# bildmaterial



## schneekind (2. April 2001)

Wenn ihr irgendwas in Photoshop machen wollt, braucht ihr doch sicher öfters mal ein paar Fotos von irgendwelchen Gegenständen, Personen etc. Kennt ihr gute Seiten, mit kostenlosen Fotos?


----------



## Nils Hitze (2. April 2001)

*Hatten wir schonmal ....*

Hier mein Favorit : http://www.zefa.net

Allerdings muss man eine Firma angeben, für die 
man arbeitet.

Gib einfach an, du seist Student für Mediendesign,
oder versuch es mit einer Fakefirma, die meisten
akkzeptieren daß.


Die liefern schnell und die Qualität der Photos
ist wirklich gut.
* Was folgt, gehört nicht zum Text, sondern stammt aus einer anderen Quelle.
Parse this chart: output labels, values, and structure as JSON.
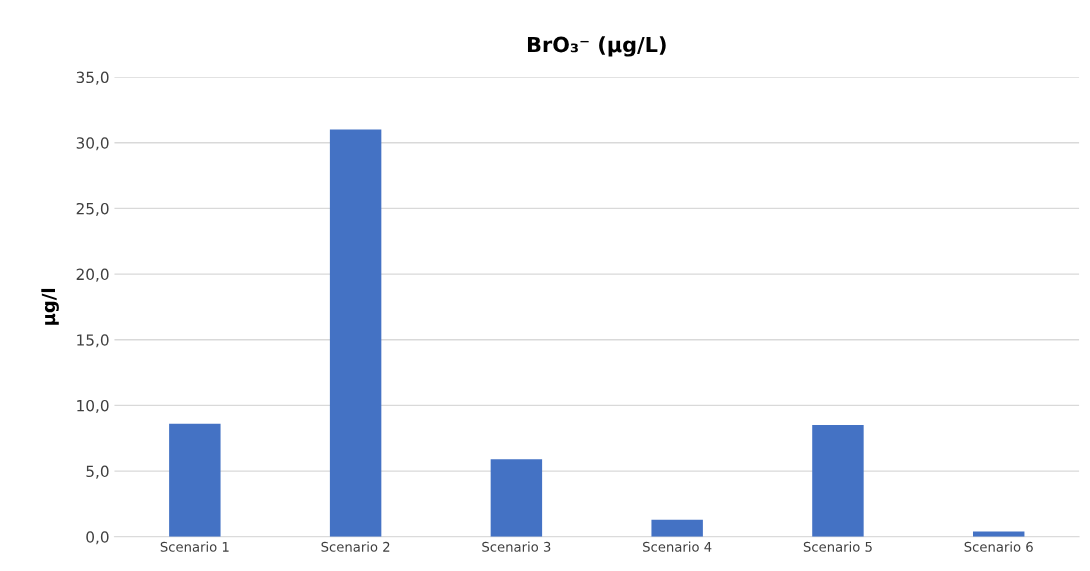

Ich habe mir alle Kataloge
und ausserdem noch 2 CD's geholt. Spitze !

Pfote, Kojote


----------



## schneekind (4. April 2001)

*dank*

besten dank!


----------



## corsanostra (5. April 2001)

*hier auch noch....*

Habe zwar noch nicht nachgesehen, aber ich denke du bekommst da auch was:

http://www.fotos.de/show_kat.cfm?katid=14&katname=Bildarchive

mfg
corsanostra


----------



## schneekind (5. April 2001)

besten dank nochmal! die seite ist wirklich klasse!
ich finde ihr solltet hier noch eine linksrubtik machen über fotoarchive.


----------



## Saesh (7. April 2001)

hier noch ein paar links meinerseits:

http://www.freeimages.co.uk/ 
http://www.freefoto.com/ 
http://www.best5.net/animal/ 
http://www.ars.usda.gov/is/graphics/photos/

thx @mnemonic1


----------



## Dominik Haubrich (7. April 2001)

Danke für eure Beiträge, wir haben ne neue Kategorie bei den Link-Empfehlungen hinzugefügt. Schaut auch mal auf http://www.bildarchiv.com , dort gibt's auch ein paar nette Grafiken


----------